Dr. Yuan is from San Francisco. She received her BA from the University of California at Berkeley. She received her MD in Philadelphia from Hahnemann University. She trained in pediatrics at Kaiser Oakland. Her fellowship training in pediatric pulmonary and sleep medicine was at Children’s Hospital Los Angeles. Dr. Yuan joined the faculty at Stanford in 2003. In 2005, Dr. Yuan became Medical Director of the Lucile Salter Packard Children's Hospital Pediatric Pulmonary Sleep Laboratory at Stanford University Medical Center. Dr.
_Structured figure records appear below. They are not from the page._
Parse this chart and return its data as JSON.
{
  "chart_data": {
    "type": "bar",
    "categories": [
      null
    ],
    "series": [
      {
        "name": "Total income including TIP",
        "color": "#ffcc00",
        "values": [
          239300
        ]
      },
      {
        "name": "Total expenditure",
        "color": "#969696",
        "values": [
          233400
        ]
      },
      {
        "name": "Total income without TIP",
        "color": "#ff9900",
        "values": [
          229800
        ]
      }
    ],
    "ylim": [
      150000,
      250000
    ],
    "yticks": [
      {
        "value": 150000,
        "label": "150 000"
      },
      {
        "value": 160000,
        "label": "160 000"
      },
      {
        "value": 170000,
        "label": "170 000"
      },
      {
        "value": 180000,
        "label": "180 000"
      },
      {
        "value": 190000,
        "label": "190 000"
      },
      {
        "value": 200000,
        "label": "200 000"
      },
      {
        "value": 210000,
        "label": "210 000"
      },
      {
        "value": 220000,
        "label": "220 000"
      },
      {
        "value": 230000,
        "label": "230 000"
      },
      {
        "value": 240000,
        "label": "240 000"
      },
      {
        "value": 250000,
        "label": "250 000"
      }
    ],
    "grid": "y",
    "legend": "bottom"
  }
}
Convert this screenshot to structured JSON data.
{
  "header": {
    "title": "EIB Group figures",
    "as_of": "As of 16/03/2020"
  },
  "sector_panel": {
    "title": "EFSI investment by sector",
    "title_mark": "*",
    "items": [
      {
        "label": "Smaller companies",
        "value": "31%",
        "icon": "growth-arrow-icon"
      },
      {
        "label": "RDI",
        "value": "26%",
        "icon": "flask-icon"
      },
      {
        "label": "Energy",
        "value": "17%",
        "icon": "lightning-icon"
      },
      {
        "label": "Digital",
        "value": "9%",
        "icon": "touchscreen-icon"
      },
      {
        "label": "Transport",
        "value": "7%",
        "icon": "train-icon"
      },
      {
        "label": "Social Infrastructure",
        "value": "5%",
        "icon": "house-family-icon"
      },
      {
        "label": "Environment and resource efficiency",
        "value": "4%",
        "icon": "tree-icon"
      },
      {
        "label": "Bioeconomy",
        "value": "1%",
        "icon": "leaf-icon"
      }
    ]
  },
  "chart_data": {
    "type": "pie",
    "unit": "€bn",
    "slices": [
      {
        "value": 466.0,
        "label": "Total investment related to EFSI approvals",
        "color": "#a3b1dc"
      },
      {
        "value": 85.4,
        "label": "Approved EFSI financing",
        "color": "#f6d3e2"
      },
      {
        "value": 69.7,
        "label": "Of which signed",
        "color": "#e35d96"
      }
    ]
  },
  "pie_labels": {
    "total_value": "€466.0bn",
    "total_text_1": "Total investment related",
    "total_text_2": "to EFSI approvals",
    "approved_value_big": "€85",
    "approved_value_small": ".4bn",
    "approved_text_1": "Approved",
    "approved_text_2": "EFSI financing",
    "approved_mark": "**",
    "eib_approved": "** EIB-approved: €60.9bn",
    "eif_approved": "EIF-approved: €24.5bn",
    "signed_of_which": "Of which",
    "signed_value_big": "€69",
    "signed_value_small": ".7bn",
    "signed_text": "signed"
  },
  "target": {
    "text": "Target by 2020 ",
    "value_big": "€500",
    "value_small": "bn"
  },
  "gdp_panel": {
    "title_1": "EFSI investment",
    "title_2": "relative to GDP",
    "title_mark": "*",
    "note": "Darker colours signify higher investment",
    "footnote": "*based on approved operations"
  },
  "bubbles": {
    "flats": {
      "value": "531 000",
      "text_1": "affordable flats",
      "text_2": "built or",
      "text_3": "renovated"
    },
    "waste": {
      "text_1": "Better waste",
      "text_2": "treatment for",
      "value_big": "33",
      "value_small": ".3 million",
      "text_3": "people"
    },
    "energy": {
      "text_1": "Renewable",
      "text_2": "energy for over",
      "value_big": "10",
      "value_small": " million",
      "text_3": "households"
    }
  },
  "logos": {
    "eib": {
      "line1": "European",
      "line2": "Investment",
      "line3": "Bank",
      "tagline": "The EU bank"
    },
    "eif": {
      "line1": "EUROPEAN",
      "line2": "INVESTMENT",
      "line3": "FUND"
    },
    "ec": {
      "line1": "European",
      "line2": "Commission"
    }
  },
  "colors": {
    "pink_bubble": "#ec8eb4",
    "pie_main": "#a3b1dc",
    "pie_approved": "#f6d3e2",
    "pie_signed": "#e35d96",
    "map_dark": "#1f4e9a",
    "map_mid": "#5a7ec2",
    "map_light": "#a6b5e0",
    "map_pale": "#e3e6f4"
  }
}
Yuan is boarded in Pediatric Pulmonary Medicine, Sleep Medicine, and Pediatrics. In the course of her academic career, her medical research has included clinical studies on pulmonary function testing, sleep studies, scoliosis, and neuromuscular disease, of which she has authored several peer-reviewed papers. She is executive member and lecturer of ACMES and To Cure Autism Institute.

Hie-Won Hann
MD

Professor of Medicine at Jefferson Medical College. Dr. Hann has been the director of Liver Disease Prevention Center at Thomas Jefferson University Hospital since 1988. She has also been continuously funded by NIH for carrying out research projects on hepatitis. Since 1996, she has conducted 32 clinical trials and published a total of 280 articles, book chapters and abstracts.  Dr. Hann is also an active speaker in the field of hepatitis B and she has shared her knowledge with healthcare  leaders in the U.S. and Asian countries, including Korea, Philippines, Hong Kong, Singapore, Malaysia, Taiwan, Thailand, China, Vietnam, Australia, Panama and multiple Korean American (and Chinese) churches across the United States.  She also served on CDC Hepatitis B Advisory Group for Asian/Pacific Islander, Immunization Action coalition, Hepatitis B Foundation and National Asian Pacific Leadership Initiative on Cancer. She is executive member  and lecturer of ACMES, peer reviewer of North American Journal of Medicine and Science.